Unsurprisingly, perhaps, because my main focus is currently on the life and work of a single person, I’ve mostly adopted Darwin’s top-down approach to note-making. This is not because I’m in any way trying to emulate my hero, but because a top-down approach, in this case, makes most sense. Darwin adopted a top-down approach to most of his work, so many of the notes in my electronic system naturally reflect the individual topics he worked on. Indeed, I suspect there must be a considerable overlap between the major topics covered in my notes, and the topics assigned their own loose-slip portfolios in Darwin’s own note-making system. That said, I have experienced several of my own bottom-up, mini Eureka moments as, deep down in some obscure note in my system, I’ve suddenly identified a fascinating, unexpected link with some apparently unrelated note elsewhere.

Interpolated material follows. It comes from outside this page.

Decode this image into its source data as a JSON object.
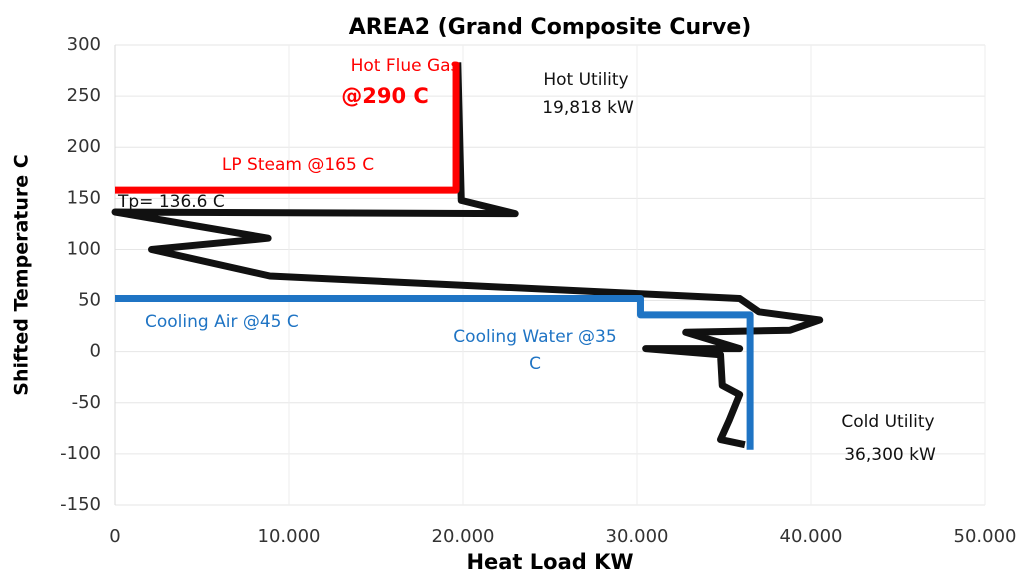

When you set out to unify the whole of biology by devising, researching and promoting its single most important theory, you’d better have a reliable note-making system to hand. Darwin would no doubt have given his back teeth for a modern, digital system to keep track of all his notes, but, obviously, this was never an option. So, instead, he devised his own, entirely pragmatic, top-down note-making system that allowed him to gather and process notes on all manner of different research topics from hundreds of different sources. The sheer amount of work he managed to put out bears magnificent testament to how well Darwin’s system worked for him.